I've literally been cheated on by 3 different women and never cheated on anyone myself. The one time I was the 3rd party, the woman lied and said her and her BF had broken up, but they hadn't. As such I'm absolutely sick of this whole "men cheat and women are perfect creatures who are perpetual victims" shit. Women cheat too.
Where's my "cheating cunts" app to post pics and shit talk them, that also includes "pro" features such as address and phone number? Turnabout is fair play, wdym "that's bad" when it's women but tea is fine?
I was not aware of this! I'll have to consult my bro handbook.
What anger I have is directed towards the shitty website that didn't protect their users' very private data, and I assume that's where yours is, too. (And, of course, 4chan, but fuck 4chan all day, every day.)
I don't know anything about your "guy code". I don't view other men as my allies just because we share a gender, and I don't view women as adversaries just because they have a different gender. I try to treat everybody the same regardless of gender. I'm not perfect, of course, since I grew up in the same fucked-up patriarchy as everybody else, but I do my best.
You seem to have very black-and-white thinking.

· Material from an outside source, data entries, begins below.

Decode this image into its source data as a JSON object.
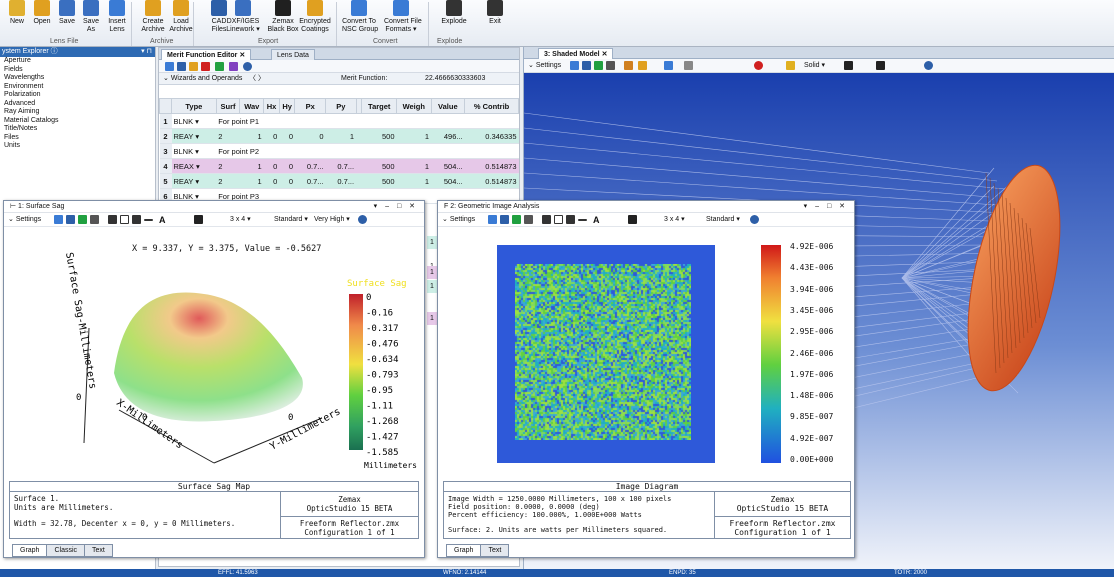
{
  "ribbon": {
    "buttons": [
      "New",
      "Open",
      "Save",
      "Save\nAs",
      "Insert\nLens",
      "Create\nArchive",
      "Load\nArchive",
      "CAD\nFiles",
      "DXF/IGES\nLinework ▾",
      "Zemax\nBlack Box",
      "Encrypted\nCoatings",
      "Convert To\nNSC Group",
      "Convert File\nFormats ▾",
      "Explode",
      "Exit"
    ],
    "groups": [
      "Lens File",
      "Archive",
      "Export",
      "Convert",
      "Explode"
    ]
  },
  "explorer": {
    "title": "ystem Explorer ⓘ",
    "items": [
      "Aperture",
      "Fields",
      "Wavelengths",
      "Environment",
      "Polarization",
      "Advanced",
      "Ray Aiming",
      "Material Catalogs",
      "Title/Notes",
      "Files",
      "Units"
    ]
  },
  "mfe": {
    "tab_active": "Merit Function Editor",
    "tab_other": "Lens Data",
    "wizards": "Wizards and Operands",
    "nav": "〈  〉",
    "merit_label": "Merit Function:",
    "merit_value": "22.4666630333603",
    "headers": [
      "",
      "Type",
      "Surf",
      "Wav",
      "Hx",
      "Hy",
      "Px",
      "Py",
      "",
      "Target",
      "Weigh",
      "Value",
      "% Contrib"
    ],
    "rows": [
      [
        "1",
        "BLNK ▾",
        "For point P1",
        "",
        "",
        "",
        "",
        "",
        "",
        "",
        "",
        "",
        ""
      ],
      [
        "2",
        "REAY ▾",
        "2",
        "1",
        "0",
        "0",
        "0",
        "1",
        "",
        "500",
        "1",
        "496...",
        "0.346335"
      ],
      [
        "3",
        "BLNK ▾",
        "For point P2",
        "",
        "",
        "",
        "",
        "",
        "",
        "",
        "",
        "",
        ""
      ],
      [
        "4",
        "REAX ▾",
        "2",
        "1",
        "0",
        "0",
        "0.7...",
        "0.7...",
        "",
        "500",
        "1",
        "504...",
        "0.514873"
      ],
      [
        "5",
        "REAY ▾",
        "2",
        "1",
        "0",
        "0",
        "0.7...",
        "0.7...",
        "",
        "500",
        "1",
        "504...",
        "0.514873"
      ],
      [
        "6",
        "BLNK ▾",
        "For point P3",
        "",
        "",
        "",
        "",
        "",
        "",
        "",
        "",
        "",
        ""
      ]
    ],
    "under_rows": [
      "1",
      "1",
      "1",
      "1",
      "1"
    ]
  },
  "shaded": {
    "tab": "3: Shaded Model",
    "settings": "Settings",
    "solid": "Solid ▾"
  },
  "sag": {
    "title": "1: Surface Sag",
    "settings": "Settings",
    "layout": "3 x 4 ▾",
    "standard": "Standard ▾",
    "quality": "Very High ▾",
    "readout": "X = 9.337, Y = 3.375, Value = -0.5627",
    "legend_title": "Surface Sag",
    "legend_values": [
      "0",
      "-0.16",
      "-0.317",
      "-0.476",
      "-0.634",
      "-0.793",
      "-0.95",
      "-1.11",
      "-1.268",
      "-1.427",
      "-1.585"
    ],
    "legend_units": "Millimeters",
    "zlabel": "Surface Sag-Millimeters",
    "xlabel": "X-Millimeters",
    "ylabel": "Y-Millimeters",
    "tick_0": "0",
    "caption": "Surface Sag Map",
    "info": [
      "Surface 1.",
      "Units are Millimeters.",
      "",
      "Width = 32.78, Decenter x = 0, y = 0 Millimeters."
    ],
    "brand": [
      "Zemax",
      "OpticStudio 15  BETA"
    ],
    "file": [
      "Freeform Reflector.zmx",
      "Configuration 1 of 1"
    ],
    "tabs": [
      "Graph",
      "Classic",
      "Text"
    ]
  },
  "gia": {
    "title": "2: Geometric Image Analysis",
    "settings": "Settings",
    "layout": "3 x 4 ▾",
    "standard": "Standard ▾",
    "legend_values": [
      "4.92E-006",
      "4.43E-006",
      "3.94E-006",
      "3.45E-006",
      "2.95E-006",
      "2.46E-006",
      "1.97E-006",
      "1.48E-006",
      "9.85E-007",
      "4.92E-007",
      "0.00E+000"
    ],
    "caption": "Image Diagram",
    "info": [
      "Image Width = 1250.0000 Millimeters, 100 x 100 pixels",
      "Field position:    0.0000, 0.0000 (deg)",
      "Percent efficiency: 100.000%, 1.000E+000 Watts",
      "",
      "Surface: 2. Units are watts per Millimeters squared."
    ],
    "brand": [
      "Zemax",
      "OpticStudio 15  BETA"
    ],
    "file": [
      "Freeform Reflector.zmx",
      "Configuration 1 of 1"
    ],
    "tabs": [
      "Graph",
      "Text"
    ]
  },
  "status": {
    "effl": "EFFL: 41.5963",
    "wfno": "WFNO: 2.14144",
    "enpd": "ENPD: 35",
    "totr": "TOTR: 2000"
  },
  "colors": {
    "accent": "#1f57a8",
    "cone": "#e8642a",
    "image_bg": "#2e59d9"
  }
}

I'm actually neutral on this statement. I haven't had this experience, but if I knew that a friend was being cheated on, I think that the appropriate thing to do would be to inform them. If both the cheater and the cheatee were my friends, that would make things harder, and I would have a dilemma. If my friend is the cheater and I'm not friends with the cheatee, then I'm minding my own business. Again, though, I haven't had this experience, so it's hard to say what I would do for sure.